ーーーガッシャアアアンンンッッッ!!!!
教室に視線を戻すと、魔法で次々と机をぶっ壊して行くルナマリアの姿。
「ひぃ!」
「どく?それとも、一緒に木っ端微塵になる?」
机の上に座っていた女子生徒に、真顔で尋ねる恐怖の内容。
「ど!どくから!どくから止めて!」
慌てて机から離れる。
「破壊魔法」
ルナマリアは魔法を放ち、数ヶ所の机を一斉に破壊した。
「はーい。授業始めるわよー」
暫くして、教室にモモが入室する。
「あらー派手に散らかしてるのねん。さ、席につきなさーい」
教室の惨状に一言、感想を述べると、モモは何事も無かったように、授業を始めようとする。

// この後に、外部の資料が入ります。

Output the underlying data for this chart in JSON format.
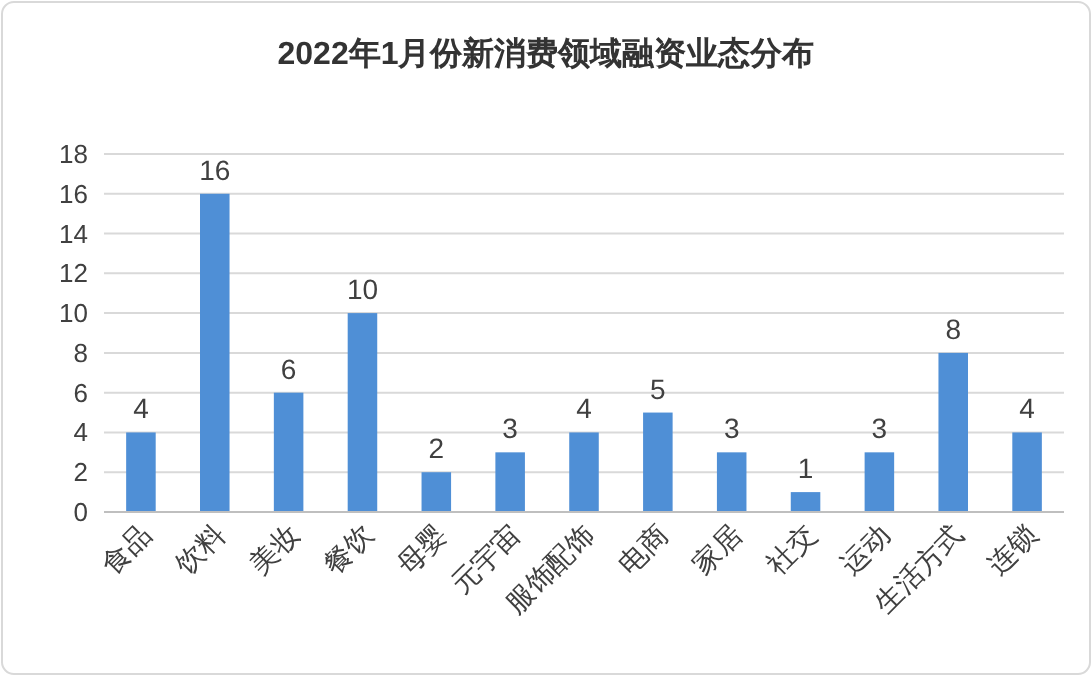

「!先生!こんなっ!良いんですか?こいつがやったんですよ?!」
「そうよ!私達何もしてないのに!」
教師が来た事への安心感からか、やっと口を開くいじめっ子達。
ここぞとばかりに、ルナマリアを指差し、糾弾する。
「んー?好きにすればぁ?」
「「「は?」」」
「何度も言ってるけどぉ、教師は基本、揉め事にはノータッチなの。自分達で解決しなさぁい」
今迄、自分達がして来たイジメにも、教師は何も対処しなかった。
それは、反対になっても、同じ。
「まーでも、授業にあんまり支障をきたすのもあれだから、物品破壊は程々にして欲しいわん」
「はーい。分かりました」
モモの台詞に元気良く返事をするルナマリア。
そのまま、ルナマリアは自分の席に向かい、机の中を見た。
「ひっ!」
その際に聞こえる小さな悲鳴。
机の中には、画鋲や、落書きされたノートや、腐った果物等が撒き散らされていた。
「わー。昨日より酷くなってるー」
率直な感想。
ルナマリアは、チラリと、悲鳴を上げた生徒達を見た。
「ち、違っ!」
否定をしても、もう遅い。
「次は体育かー楽しみー」
にこやかに述べるルナマリアの台詞が、怖い。
「……えっーと……良かったのか、な」
「流石ルナ…」
「ルナマリア、格好良いー!」
「いや、少しやり過ぎでは…?」
攻略対象達は、そんなルナマリアの行動の変化に驚き、ただ、立ち尽くしていた。